Factual and procedural background

Olrun and L.R.K. are both from the village of Mekoryuk and are cousins. In the summer of 2004, Olrun had moved back to the village and was living at his uncle's house. L.R.K. has lived with her parents her entire life and in Mekoryuk since 1995. Although she was twenty years old in August 2004, the time of the alleged assault, she was born with hydrocephalia and had the mental capacity of a five-to seven-year-old. Mekoryuk is a small community of approximately two hundred people; people were generally aware of L.R.K.'s condition.

On direct examination at Olrun's trial, L.R.K. testified that in the summer of 2004, she was at the Game Room, an arcade game hall owned by Olrun's parents. Olrun asked L.R.K. to go to his uncle's house. She went to the house, and Olrun took her clothes off and had vaginal and anal sex with her. L.R.K. stated that she told Olrun to "stop it" and yelled, but Olrun continued his assault.

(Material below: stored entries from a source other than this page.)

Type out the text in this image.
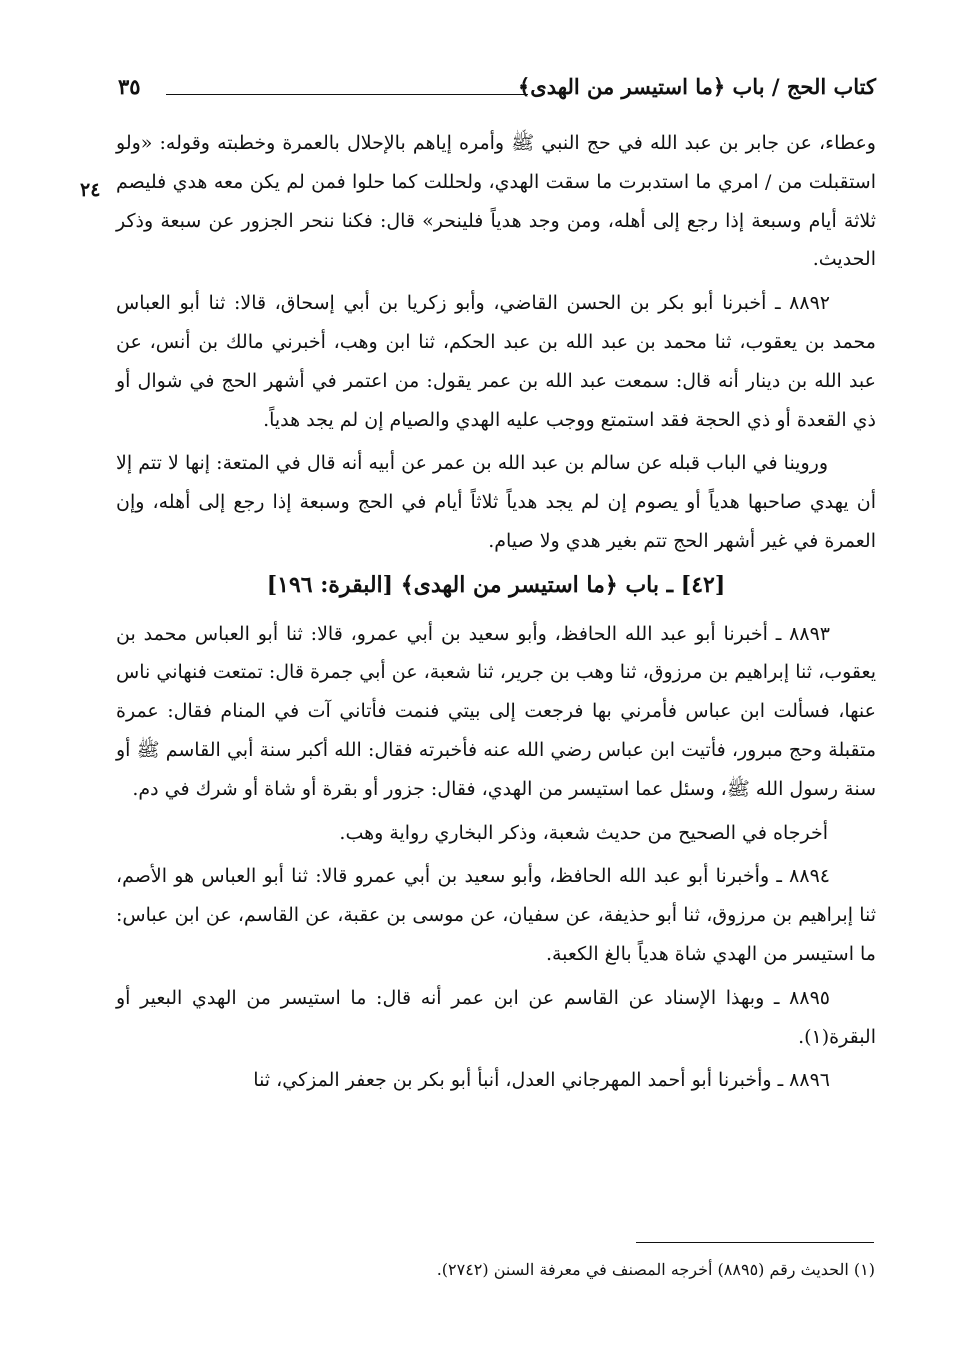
كتاب الحج / باب ﴿ما استيسر من الهدى﴾
٣٥
٢٤

وعطاء، عن جابر بن عبد الله في حج النبي ﷺ وأمره إياهم بالإحلال بالعمرة وخطبته وقوله: «ولو استقبلت من / امري ما استدبرت ما سقت الهدي، ولحللت كما حلوا فمن لم يكن معه هدي فليصم ثلاثة أيام وسبعة إذا رجع إلى أهله، ومن وجد هدياً فلينحر» قال: فكنا ننحر الجزور عن سبعة وذكر الحديث.

٨٨٩٢ ـ أخبرنا أبو بكر بن الحسن القاضي، وأبو زكريا بن أبي إسحاق، قالا: ثنا أبو العباس محمد بن يعقوب، ثنا محمد بن عبد الله بن عبد الحكم، ثنا ابن وهب، أخبرني مالك بن أنس، عن عبد الله بن دينار أنه قال: سمعت عبد الله بن عمر يقول: من اعتمر في أشهر الحج في شوال أو ذي القعدة أو ذي الحجة فقد استمتع ووجب عليه الهدي والصيام إن لم يجد هدياً.

وروينا في الباب قبله عن سالم بن عبد الله بن عمر عن أبيه أنه قال في المتعة: إنها لا تتم إلا أن يهدي صاحبها هدياً أو يصوم إن لم يجد هدياً ثلاثاً أيام في الحج وسبعة إذا رجع إلى أهله، وإن العمرة في غير أشهر الحج تتم بغير هدي ولا صيام.

[٤٢] ـ باب ﴿ما استيسر من الهدى﴾ [البقرة: ١٩٦]

٨٨٩٣ ـ أخبرنا أبو عبد الله الحافظ، وأبو سعيد بن أبي عمرو، قالا: ثنا أبو العباس محمد بن يعقوب، ثنا إبراهيم بن مرزوق، ثنا وهب بن جرير، ثنا شعبة، عن أبي جمرة قال: تمتعت فنهاني ناس عنها، فسألت ابن عباس فأمرني بها فرجعت إلى بيتي فنمت فأتاني آت في المنام فقال: عمرة متقبلة وحج مبرور، فأتيت ابن عباس رضي الله عنه فأخبرته فقال: الله أكبر سنة أبي القاسم ﷺ أو سنة رسول الله ﷺ، وسئل عما استيسر من الهدي، فقال: جزور أو بقرة أو شاة أو شرك في دم.

أخرجاه في الصحيح من حديث شعبة، وذكر البخاري رواية وهب.

٨٨٩٤ ـ وأخبرنا أبو عبد الله الحافظ، وأبو سعيد بن أبي عمرو قالا: ثنا أبو العباس هو الأصم، ثنا إبراهيم بن مرزوق، ثنا أبو حذيفة، عن سفيان، عن موسى بن عقبة، عن القاسم، عن ابن عباس: ما استيسر من الهدي شاة هدياً بالغ الكعبة.

٨٨٩٥ ـ وبهذا الإسناد عن القاسم عن ابن عمر أنه قال: ما استيسر من الهدي البعير أو البقرة(١).

٨٨٩٦ ـ وأخبرنا أبو أحمد المهرجاني العدل، أنبأ أبو بكر بن جعفر المزكي، ثنا

(١) الحديث رقم (٨٨٩٥) أخرجه المصنف في معرفة السنن (٢٧٤٢).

But on cross-examination, L.R.K. made a number of statements which appeared inconsistent with her testimony on direct. For instance she stated that when she went to Olrun's uncle's house, she just "turned around and walked out." She stated that people had scared her into saying things and that Olrun had only touched her. She also stated that, while making a videotaped statement to Alaska State Trooper Jerry Evan, she had been pressured to make certain statements.

Olrun testified at trial and stated that at the time of this incident, he was playing video games with two friends, Jim and Lance. L.R.K. knocked on the door, and he invited her in. He asked her what she wanted. She didn't say anything, so he told her to leave, and she left. He denied having intercourse with her. Olrun's testimony was corroborated by Jim Shavings. Shavings testified that one evening while he was at Olrun's house with Olrun and Lance, L.R.K. walked into the house. They asked what she wanted. She didn't say anything, so they asked her to leave, and she left.

The jury convicted Olrun.

Judge Olsen did not err in admitting into evidence the videotape of Trooper Evan's interview with L.R.K.

Trooper Evan was the State's second witness at trial, immediately following L.R.K. Trooper Evan was assigned to investigate L.R.K.'s reported sexual assault. On August 12, 2004, Trooper Evan interviewed L.R.K. in Bethel. The interview lasted about thirty-nine minutes.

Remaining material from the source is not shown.